Pese a la abundancia geológica del recurso, la oferta enfrenta múltiples restricciones. Entre ellas destacan:

  • Largos tiempos de desarrollo: una mina puede tardar entre 20 y 30 años en entrar en operación
  • Complejidad regulatoria en permisos ambientales
  • Escasez de mano de obra especializada
  • Alta incertidumbre financiera por volatilidad de precios

Incluso con valores cercanos a máximos históricos —sobre US$13.000 por tonelada en la Bolsa de Metales de Londres—, los márgenes no serían suficientes para incentivar la inversión masiva necesaria.

Brecha creciente hacia 2050

El análisis proyecta que, hacia 2050:

  • La producción minera alcanzaría cerca de 30 millones de toneladas anuales
  • La demanda global superaría los 37 millones de toneladas

Esto implica un déficit significativo que no podría ser cubierto únicamente por reciclaje, el cual aportaría, en el mejor de los escenarios, alrededor del 35% del suministro mundial.

Sustitución limitada y dependencia minera

Las alternativas al cobre presentan limitaciones relevantes:

  • El aluminio podría reemplazarlo parcialmente, pero solo en cerca del 2% de los usos
  • La fibra óptica no transmite electricidad
  • Nuevos materiales como nanotubos o compuestos avanzados aún están en etapas tempranas

En consecuencia, la minería seguirá siendo la principal fuente de abastecimiento, obligando a desarrollar nuevos proyectos y revalorizar depósitos de menor ley.

Desafíos geopolíticos y desigualdad en el consumo

El cobre se produce en pocos países, pero se consume globalmente, lo que genera vulnerabilidades frente a políticas comerciales y tensiones geopolíticas.

Además, existe una fuerte brecha en infraestructura:

  • Países desarrollados: ~200 kg de cobre per cápita
  • África: ~9 kg
  • India: <1 kg

Este diferencial sugiere un potencial de crecimiento aún mayor en la demanda a medida que economías emergentes se desarrollen.

Rol de los gobiernos y señales de precio

El informe concluye que será clave agilizar los procesos de permisos sin comprometer estándares ambientales, junto con avanzar hacia sistemas tributarios y regulatorios más previsibles.

Asimismo, advierte que precios más altos y estables del cobre serán inevitables para viabilizar nuevas inversiones mineras.

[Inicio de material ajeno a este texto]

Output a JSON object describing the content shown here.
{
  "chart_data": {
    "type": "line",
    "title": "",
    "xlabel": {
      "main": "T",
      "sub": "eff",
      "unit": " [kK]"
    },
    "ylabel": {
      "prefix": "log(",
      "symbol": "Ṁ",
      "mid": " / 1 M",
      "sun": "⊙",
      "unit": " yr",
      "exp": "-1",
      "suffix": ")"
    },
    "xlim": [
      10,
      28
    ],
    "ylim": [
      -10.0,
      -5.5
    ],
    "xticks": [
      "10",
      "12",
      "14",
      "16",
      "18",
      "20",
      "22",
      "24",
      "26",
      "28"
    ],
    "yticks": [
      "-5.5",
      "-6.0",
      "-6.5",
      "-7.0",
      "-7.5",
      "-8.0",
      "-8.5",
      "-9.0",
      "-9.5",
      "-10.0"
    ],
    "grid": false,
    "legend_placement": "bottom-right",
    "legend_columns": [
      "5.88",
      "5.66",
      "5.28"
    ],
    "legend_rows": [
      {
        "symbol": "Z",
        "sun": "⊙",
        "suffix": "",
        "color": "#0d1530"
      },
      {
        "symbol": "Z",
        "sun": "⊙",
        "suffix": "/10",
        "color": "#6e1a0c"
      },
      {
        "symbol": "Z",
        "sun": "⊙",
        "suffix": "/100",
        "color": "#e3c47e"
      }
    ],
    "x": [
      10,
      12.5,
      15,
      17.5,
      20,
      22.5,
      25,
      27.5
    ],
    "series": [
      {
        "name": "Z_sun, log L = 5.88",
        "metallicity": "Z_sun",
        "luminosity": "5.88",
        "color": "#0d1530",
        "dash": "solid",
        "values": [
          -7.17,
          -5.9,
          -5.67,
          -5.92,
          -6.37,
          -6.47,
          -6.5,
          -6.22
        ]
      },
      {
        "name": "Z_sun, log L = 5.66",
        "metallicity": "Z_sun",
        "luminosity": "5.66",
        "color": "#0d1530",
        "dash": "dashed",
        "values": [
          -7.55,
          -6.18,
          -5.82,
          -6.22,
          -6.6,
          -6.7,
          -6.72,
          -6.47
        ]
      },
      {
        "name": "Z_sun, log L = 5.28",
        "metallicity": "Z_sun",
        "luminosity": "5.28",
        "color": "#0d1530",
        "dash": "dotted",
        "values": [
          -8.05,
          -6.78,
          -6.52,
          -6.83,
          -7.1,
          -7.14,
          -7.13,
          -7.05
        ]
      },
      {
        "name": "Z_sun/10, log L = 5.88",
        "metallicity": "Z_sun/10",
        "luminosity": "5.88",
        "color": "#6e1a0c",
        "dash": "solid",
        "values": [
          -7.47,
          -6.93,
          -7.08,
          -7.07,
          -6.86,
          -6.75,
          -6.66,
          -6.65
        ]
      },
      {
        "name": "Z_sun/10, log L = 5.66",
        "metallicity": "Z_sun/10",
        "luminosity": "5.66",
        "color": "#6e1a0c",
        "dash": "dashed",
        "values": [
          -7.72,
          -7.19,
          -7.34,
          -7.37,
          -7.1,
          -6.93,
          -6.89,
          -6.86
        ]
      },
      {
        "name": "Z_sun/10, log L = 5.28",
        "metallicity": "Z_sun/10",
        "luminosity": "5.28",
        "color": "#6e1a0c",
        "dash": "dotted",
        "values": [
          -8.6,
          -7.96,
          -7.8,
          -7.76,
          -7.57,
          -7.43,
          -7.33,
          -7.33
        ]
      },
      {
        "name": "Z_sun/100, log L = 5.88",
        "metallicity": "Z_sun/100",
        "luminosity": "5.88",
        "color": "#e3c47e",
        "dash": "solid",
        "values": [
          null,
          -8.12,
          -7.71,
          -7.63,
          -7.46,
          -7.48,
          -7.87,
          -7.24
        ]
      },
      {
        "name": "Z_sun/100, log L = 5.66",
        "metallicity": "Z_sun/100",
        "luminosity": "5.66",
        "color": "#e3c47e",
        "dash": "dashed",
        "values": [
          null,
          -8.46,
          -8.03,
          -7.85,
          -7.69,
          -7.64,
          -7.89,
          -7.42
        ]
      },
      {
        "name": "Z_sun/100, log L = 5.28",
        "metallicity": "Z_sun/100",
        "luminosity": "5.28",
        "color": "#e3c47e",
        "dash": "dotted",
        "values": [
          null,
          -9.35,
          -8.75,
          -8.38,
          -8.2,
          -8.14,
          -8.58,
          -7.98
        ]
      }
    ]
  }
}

Este ajuste tendrá efectos en toda la economía, encareciendo sectores como la construcción, la energía y la tecnología, pero sería necesario para evitar cuellos de botella en el desarrollo global.

En definitiva, el mercado del cobre enfrenta un punto de inflexión: sin una expansión significativa de la oferta, el metal rojo podría convertirse en uno de los principales factores limitantes del crecimiento económico y la transición energética en las próximas décadas.